For the purpose of part-of-speech tagging, character-based encoding has been performing significant role [62, 63]. Character-based encoding have been used in several applications including POS tagging [43, 64], morphological analysis [65], parsing [66], language modeling [67] in the field of Natural Language Processing (NLP) [68,69,70,71,72].

3 Proposed system

Keeping in view existing MTS, neural network techniques and encoding schemes, authors have proposed an extension of previous MTS [1] with the addition of stemmer, neural network for POS tagging, Sanskrit grammar and CYK parser. Architecture of the proposed system is divided into seven layers each performing different tasks. Figure 5 shows all the layers: pre-processing and tokenization, POS tagging, parsing, node list creation, case marker identification, unknown token handling and UNL generation with corresponding operations performed in each layer of the proposed architecture.

3.1 Pre-processing layer

The input to the system can be given either in Unicode format or Indian Language Transliteration (ITRANS) format. The ITRANS text is converted into Unicode and vice versa using online Sanscript tool available at http://www.learnsanskrit.org/tools/sanscript. The input text is tokenized using the regular expression and the StringTokenizer class of java with space as delimiter. The individual tokens are stored into an array.

3.2 POS tagging layer

The part-of-speech (POS) tagging plays an important role in developing an efficient MTS. It is the process of assigning different grammar roles such as noun, verb, pronoun, proper noun. to different words present in the sentence. It becomes more challenging in case of Sanskrit language due to less availability of Sanskrit text in digital form. Several POS tagsets have been proposed [73,74,75], and [76]. A comparison of such POS tagsets is presented in Table 1 which is based on well-defined criteria and that includes application to Sanskrit specific or common to many languages, fine-grained or coarse-grained analysis, flat or hierarchical structure, multi-lingual support and their basis for tagging.

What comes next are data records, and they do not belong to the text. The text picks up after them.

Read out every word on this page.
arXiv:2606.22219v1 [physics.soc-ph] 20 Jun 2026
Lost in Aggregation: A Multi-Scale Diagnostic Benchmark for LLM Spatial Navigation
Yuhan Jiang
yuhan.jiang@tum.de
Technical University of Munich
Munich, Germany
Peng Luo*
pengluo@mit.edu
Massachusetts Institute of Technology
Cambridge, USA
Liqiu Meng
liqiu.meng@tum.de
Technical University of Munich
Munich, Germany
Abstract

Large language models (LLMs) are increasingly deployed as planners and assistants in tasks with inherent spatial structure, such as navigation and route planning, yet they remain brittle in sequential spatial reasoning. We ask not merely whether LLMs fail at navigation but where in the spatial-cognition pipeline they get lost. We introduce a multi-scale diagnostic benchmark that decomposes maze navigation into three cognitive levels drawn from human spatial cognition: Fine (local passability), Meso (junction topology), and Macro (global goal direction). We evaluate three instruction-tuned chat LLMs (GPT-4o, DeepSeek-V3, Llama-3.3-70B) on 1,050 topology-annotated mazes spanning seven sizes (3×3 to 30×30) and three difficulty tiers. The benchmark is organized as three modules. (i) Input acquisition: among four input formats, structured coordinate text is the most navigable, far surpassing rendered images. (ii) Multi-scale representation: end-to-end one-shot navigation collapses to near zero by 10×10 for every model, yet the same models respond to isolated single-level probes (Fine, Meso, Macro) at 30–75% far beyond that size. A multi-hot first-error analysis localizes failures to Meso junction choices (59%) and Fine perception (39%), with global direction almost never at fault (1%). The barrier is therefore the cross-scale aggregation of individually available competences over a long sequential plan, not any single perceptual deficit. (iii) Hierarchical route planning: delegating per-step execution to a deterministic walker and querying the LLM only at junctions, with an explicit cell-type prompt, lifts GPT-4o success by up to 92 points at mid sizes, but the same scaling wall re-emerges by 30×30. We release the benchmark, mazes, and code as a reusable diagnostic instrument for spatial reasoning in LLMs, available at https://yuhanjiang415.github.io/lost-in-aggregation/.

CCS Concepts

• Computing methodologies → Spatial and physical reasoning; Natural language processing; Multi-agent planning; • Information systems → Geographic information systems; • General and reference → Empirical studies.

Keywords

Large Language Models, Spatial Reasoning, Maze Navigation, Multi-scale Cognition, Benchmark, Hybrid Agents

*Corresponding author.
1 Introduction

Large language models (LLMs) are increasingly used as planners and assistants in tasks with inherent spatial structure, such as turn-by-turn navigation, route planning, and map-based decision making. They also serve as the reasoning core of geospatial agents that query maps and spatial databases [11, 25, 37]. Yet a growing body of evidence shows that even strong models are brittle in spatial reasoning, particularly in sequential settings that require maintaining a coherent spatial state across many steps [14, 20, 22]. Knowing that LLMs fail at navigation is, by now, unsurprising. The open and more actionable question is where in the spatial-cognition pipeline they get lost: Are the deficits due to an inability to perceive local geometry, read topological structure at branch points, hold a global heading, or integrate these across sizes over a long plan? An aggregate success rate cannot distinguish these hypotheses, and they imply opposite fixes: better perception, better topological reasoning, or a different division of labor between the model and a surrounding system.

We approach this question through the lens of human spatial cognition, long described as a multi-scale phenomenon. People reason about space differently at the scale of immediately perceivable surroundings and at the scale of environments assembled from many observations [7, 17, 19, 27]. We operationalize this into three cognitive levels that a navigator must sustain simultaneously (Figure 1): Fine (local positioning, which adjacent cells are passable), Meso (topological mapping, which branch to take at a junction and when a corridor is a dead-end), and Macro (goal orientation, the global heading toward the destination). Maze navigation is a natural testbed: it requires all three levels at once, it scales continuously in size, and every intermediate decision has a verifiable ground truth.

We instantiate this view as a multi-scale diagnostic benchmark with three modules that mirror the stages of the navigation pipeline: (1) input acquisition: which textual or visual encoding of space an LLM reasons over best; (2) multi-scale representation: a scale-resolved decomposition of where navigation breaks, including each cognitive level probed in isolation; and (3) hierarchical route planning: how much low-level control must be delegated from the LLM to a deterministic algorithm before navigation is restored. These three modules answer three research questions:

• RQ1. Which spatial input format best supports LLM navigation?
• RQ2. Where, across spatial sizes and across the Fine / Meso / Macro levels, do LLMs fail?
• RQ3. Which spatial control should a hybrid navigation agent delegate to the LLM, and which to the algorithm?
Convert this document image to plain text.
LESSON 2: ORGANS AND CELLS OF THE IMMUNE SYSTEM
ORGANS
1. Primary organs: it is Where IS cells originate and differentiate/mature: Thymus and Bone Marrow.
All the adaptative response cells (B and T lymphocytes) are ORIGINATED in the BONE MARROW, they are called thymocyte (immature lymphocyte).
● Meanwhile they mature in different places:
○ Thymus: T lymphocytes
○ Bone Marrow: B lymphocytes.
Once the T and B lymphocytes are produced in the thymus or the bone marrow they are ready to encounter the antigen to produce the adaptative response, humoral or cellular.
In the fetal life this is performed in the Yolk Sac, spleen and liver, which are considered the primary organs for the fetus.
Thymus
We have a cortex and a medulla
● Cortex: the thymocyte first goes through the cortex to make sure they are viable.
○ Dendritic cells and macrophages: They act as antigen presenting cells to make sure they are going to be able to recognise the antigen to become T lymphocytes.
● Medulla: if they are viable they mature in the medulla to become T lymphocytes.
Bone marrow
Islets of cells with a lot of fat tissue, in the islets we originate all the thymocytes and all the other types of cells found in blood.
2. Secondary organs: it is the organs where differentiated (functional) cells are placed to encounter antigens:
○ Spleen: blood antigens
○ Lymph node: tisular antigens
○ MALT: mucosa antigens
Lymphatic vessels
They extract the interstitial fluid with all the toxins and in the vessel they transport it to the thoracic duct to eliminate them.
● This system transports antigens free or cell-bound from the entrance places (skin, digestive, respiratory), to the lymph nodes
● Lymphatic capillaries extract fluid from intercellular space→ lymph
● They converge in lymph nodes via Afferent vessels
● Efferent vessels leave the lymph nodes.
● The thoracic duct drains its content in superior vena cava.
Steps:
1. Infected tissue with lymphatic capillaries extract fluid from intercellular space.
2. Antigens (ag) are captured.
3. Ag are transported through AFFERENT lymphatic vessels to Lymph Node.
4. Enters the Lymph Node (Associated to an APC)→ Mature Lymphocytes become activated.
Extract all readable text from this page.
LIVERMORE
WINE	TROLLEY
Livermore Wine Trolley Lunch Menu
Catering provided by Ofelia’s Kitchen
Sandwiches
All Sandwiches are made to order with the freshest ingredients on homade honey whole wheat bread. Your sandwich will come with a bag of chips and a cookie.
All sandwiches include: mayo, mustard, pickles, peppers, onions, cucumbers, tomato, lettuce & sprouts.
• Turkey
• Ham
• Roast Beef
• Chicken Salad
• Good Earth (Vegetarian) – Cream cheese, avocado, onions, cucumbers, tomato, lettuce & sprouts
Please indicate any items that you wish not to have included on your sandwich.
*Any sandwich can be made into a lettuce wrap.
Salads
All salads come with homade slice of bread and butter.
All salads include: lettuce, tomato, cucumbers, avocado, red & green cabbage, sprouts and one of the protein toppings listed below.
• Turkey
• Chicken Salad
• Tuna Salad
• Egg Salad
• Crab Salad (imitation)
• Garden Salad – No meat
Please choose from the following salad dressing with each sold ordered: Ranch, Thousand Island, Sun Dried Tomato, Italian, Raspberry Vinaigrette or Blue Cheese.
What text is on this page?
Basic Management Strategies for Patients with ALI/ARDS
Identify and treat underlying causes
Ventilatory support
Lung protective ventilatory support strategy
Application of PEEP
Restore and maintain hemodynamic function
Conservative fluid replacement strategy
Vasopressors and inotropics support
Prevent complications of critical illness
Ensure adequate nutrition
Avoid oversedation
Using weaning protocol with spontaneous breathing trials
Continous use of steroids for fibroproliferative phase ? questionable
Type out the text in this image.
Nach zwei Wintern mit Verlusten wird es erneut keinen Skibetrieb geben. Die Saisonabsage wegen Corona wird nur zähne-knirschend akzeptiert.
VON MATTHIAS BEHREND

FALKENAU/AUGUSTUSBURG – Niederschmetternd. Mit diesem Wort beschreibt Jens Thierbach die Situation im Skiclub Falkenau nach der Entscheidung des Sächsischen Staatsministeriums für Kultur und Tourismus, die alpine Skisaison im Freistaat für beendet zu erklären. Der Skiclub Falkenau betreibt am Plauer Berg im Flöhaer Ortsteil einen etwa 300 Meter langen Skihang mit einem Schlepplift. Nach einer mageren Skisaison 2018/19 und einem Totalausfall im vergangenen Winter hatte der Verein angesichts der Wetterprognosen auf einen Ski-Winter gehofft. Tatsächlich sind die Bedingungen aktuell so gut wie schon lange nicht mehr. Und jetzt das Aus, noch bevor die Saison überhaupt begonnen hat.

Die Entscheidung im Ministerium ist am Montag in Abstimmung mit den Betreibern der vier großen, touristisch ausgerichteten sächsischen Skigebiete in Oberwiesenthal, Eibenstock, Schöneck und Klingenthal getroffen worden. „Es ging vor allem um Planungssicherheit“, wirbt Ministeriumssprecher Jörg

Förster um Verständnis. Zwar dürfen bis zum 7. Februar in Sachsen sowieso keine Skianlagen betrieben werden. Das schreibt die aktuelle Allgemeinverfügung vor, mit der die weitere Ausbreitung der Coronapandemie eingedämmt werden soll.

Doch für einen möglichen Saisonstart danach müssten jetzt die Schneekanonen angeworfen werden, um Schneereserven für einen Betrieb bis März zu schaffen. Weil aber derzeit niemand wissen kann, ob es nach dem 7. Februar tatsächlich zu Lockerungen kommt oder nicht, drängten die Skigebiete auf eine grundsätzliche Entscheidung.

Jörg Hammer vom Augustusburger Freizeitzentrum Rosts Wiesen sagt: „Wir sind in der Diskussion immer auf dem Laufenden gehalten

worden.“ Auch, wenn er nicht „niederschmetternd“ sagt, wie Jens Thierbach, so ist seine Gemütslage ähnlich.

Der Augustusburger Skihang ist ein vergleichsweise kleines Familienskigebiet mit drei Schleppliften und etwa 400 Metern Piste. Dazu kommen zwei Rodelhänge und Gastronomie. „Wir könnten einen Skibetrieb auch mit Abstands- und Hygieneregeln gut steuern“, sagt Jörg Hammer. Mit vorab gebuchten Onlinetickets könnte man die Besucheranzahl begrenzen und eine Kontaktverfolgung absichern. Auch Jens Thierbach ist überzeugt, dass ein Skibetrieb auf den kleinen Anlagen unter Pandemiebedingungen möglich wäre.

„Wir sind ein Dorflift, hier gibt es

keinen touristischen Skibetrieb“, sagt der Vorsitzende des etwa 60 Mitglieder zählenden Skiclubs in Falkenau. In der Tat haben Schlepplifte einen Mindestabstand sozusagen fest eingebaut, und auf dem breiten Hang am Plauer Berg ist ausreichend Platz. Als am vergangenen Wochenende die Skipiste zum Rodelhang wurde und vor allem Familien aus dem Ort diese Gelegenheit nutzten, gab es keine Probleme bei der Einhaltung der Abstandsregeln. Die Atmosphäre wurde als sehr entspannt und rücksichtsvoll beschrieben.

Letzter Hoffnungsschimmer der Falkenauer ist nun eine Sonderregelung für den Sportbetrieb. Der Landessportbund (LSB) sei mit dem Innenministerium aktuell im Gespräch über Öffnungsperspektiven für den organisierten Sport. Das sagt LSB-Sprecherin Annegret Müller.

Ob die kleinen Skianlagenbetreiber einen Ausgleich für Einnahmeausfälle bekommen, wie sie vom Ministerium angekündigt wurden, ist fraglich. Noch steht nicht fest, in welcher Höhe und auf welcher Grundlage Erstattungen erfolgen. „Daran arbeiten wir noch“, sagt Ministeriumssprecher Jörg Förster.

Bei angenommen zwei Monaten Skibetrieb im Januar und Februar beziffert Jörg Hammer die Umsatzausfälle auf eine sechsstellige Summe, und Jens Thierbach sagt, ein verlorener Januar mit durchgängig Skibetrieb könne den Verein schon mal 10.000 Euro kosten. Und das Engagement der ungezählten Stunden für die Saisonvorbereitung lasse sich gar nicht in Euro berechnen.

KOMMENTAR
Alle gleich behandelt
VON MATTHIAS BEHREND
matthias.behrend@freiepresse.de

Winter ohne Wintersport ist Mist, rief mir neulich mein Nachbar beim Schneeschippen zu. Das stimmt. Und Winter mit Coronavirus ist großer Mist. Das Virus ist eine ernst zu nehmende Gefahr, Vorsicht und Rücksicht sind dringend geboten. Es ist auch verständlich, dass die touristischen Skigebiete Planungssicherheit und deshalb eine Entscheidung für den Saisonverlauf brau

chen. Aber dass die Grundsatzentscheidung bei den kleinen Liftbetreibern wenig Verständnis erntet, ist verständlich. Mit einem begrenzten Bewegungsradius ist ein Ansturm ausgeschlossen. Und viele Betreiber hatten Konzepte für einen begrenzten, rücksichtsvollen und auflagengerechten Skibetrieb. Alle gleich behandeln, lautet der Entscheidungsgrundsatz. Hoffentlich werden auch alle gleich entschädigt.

Table 1 POS tagset comparison

Full size table

Researchers can take benefits of these POS tagsets from the following internet sources:

https://www.sketchengine.eu/tagset-indian-languages/,

http://sanskrit.jnu.ac.in/corpora/JNU-Sanskrit-Tagset.htm,

http://www.ldcil.org/standardsTextPOS.aspx,

http://sanskrit.jnu.ac.in/corpora/MSRI-JNU-Sanskrit-Tagset.htm

and http://sanskrit.jnu.ac.in/cpost/post.jsp, respectively.

IL-POSTS Sanskrit tagset [77] has been selected for the proposed translation system after analyzing various POS tagsets in Table 1. The author adopted two strategies for POS tagging: stemmer-based and neural network-based tagging.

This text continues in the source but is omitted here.